Si la surveillance exercée par le gérant de l'établissement de façon permanente sur Mme [L] alléguée par cette dernière n'est pas établie, il suit de ce qui précède que l'avertissement du 8 avril 2019, la mise à pied disciplinaire du 26 avril 2019 et la mutation disciplinaire du 15 juillet 2019 étaient injustifiés et que différentes sanctions disciplinaires ont été prononcées envers la salariée pendant une période restreinte du 8 avril au 15 juillet 2019.
Ces éléments de faits à savoir le caractère injustifié des sanctions et leur multiplication dans un temps restreint, examinés dans leur ensemble laissent effectivement supposer une situation de harcèlement.
L'employeur, qui se borne à contester le caractère injustifié des sanctions invoqué par la salariée mais dont la matérialité a été retenue et oppose l'absence de préjudice de la salariée n'apporte aucun élément susceptible de justifier que ses décisions reposaient sur des justifications objectives étrangères à tout harcèlement moral.
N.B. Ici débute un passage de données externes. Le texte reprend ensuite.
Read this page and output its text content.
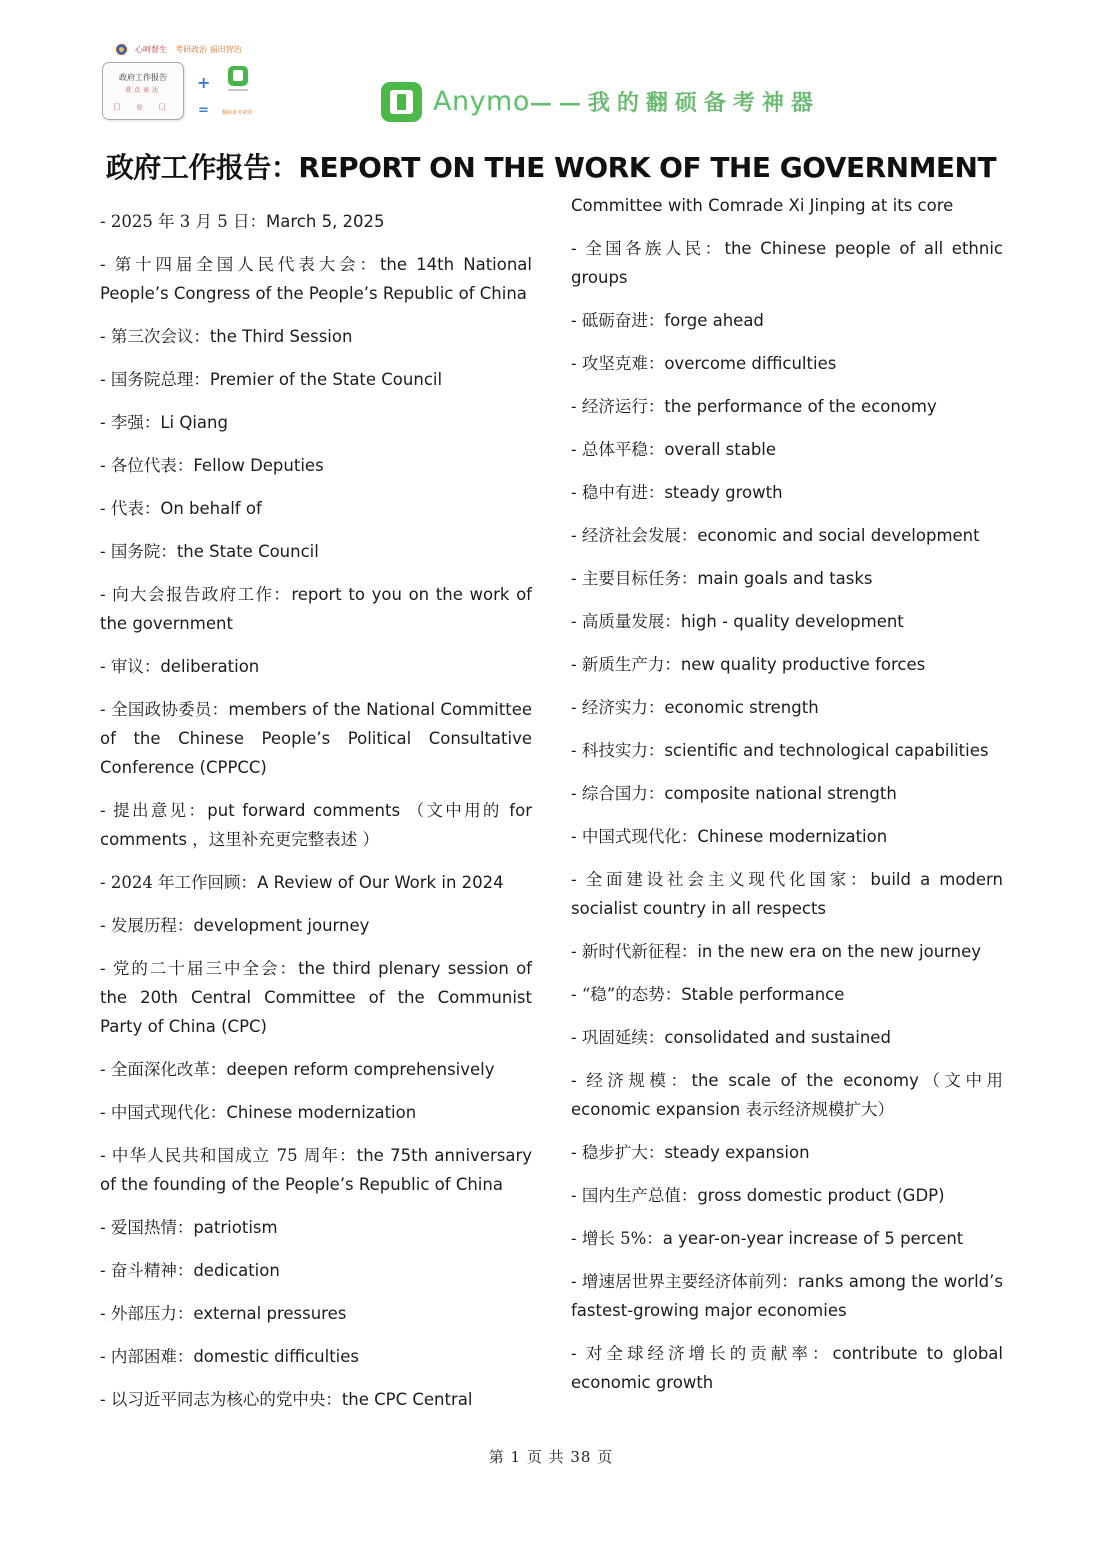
心呵督生 考研政治 福田智治
政府工作报告
重点表达
囗 ◎ 囗
+
=	翻硕备考神器	Anymo——我的翻硕备考神器
政府工作报告：REPORT ON THE WORK OF THE GOVERNMENT
- 2025 年 3 月 5 日：March 5, 2025
- 第十四届全国人民代表大会：the 14th National People’s Congress of the People’s Republic of China
- 第三次会议：the Third Session
- 国务院总理：Premier of the State Council
- 李强：Li Qiang
- 各位代表：Fellow Deputies
- 代表：On behalf of
- 国务院：the State Council
- 向大会报告政府工作：report to you on the work of the government
- 审议：deliberation
- 全国政协委员：members of the National Committee of the Chinese People’s Political Consultative Conference (CPPCC)
- 提出意见：put forward comments （文中用的 for comments ，这里补充更完整表述 ）
- 2024 年工作回顾：A Review of Our Work in 2024
- 发展历程：development journey
- 党的二十届三中全会：the third plenary session of the 20th Central Committee of the Communist Party of China (CPC)
- 全面深化改革：deepen reform comprehensively
- 中国式现代化：Chinese modernization
- 中华人民共和国成立 75 周年：the 75th anniversary of the founding of the People’s Republic of China
- 爱国热情：patriotism
- 奋斗精神：dedication
- 外部压力：external pressures
- 内部困难：domestic difficulties
- 以习近平同志为核心的党中央：the CPC Central
Committee with Comrade Xi Jinping at its core
- 全国各族人民：the Chinese people of all ethnic groups
- 砥砺奋进：forge ahead
- 攻坚克难：overcome difficulties
- 经济运行：the performance of the economy
- 总体平稳：overall stable
- 稳中有进：steady growth
- 经济社会发展：economic and social development
- 主要目标任务：main goals and tasks
- 高质量发展：high - quality development
- 新质生产力：new quality productive forces
- 经济实力：economic strength
- 科技实力：scientific and technological capabilities
- 综合国力：composite national strength
- 中国式现代化：Chinese modernization
- 全面建设社会主义现代化国家：build a modern socialist country in all respects
- 新时代新征程：in the new era on the new journey
- “稳”的态势：Stable performance
- 巩固延续：consolidated and sustained
- 经济规模：the scale of the economy（文中用 economic expansion 表示经济规模扩大）
- 稳步扩大：steady expansion
- 国内生产总值：gross domestic product (GDP)
- 增长 5%：a year-on-year increase of 5 percent
- 增速居世界主要经济体前列：ranks among the world’s fastest-growing major economies
- 对全球经济增长的贡献率：contribute to global economic growth
第 1 页 共 38 页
Celui-ci est donc établi.
Le préjudice en résultant doit être évalué à la somme de 2 000 euros.
Le jugement déféré sera infirmé de ce chef.
PAR CES MOTIFS
La COUR, statuant publiquement, par arrêt contradictoire,
Confirme le jugement du conseil de prud'hommes de Boulogne-Billancourt du 20 octobre 2021 en ce qu'il a condamné la société Compas Group France à payer à Mme [L] épouse [V] la somme de 272,19 euros à titre de rappel de salaire du 28 au 30 août 2019, outre la somme de 27,29 euros au titre des congés payés afférents,
L'infirme pour le surplus
Statuant à nouveau des chefs ainsi infirmés et y ajoutant,
Annule l'avertissement du 8 avril 2019,
Annule la mise à pied du 26 avril 2019,
Annule la mutation disciplinaire du 15 juillet 2019,
Juge que Mme [N] [V] a subi un harcèlement moral,
Condamne la société Compas Group France à payer à Mme [N] [V] les sommes suivantes :
- 2 000 euros à titre de dommages intérêts en réparation du préjudice résultant du harcèlement moral,
- 272,91 euros à titre de rappel de salaire du 28 au 30 août 2019, outre 27,29 euros au titre des congés payés afférents,
- 2000 euros en application des dispositions de l'article 700 du code de procédure civile,
Condamne la société Compas Group France aux entiers dépens.
- prononcé publiquement par mise à disposition de l'arrêt au greffe de la cour, les parties en ayant été préalablement avisées dans les conditions prévues au deuxième alinéa de l'article 450 du code de procédure civile.
- signé par Madame Nathalie COURTOIS, Présidente et par Madame Angeline SZEWCZIKOWSKI, Greffier, auquel la minute de la décision a été remise par le magistrat signataire.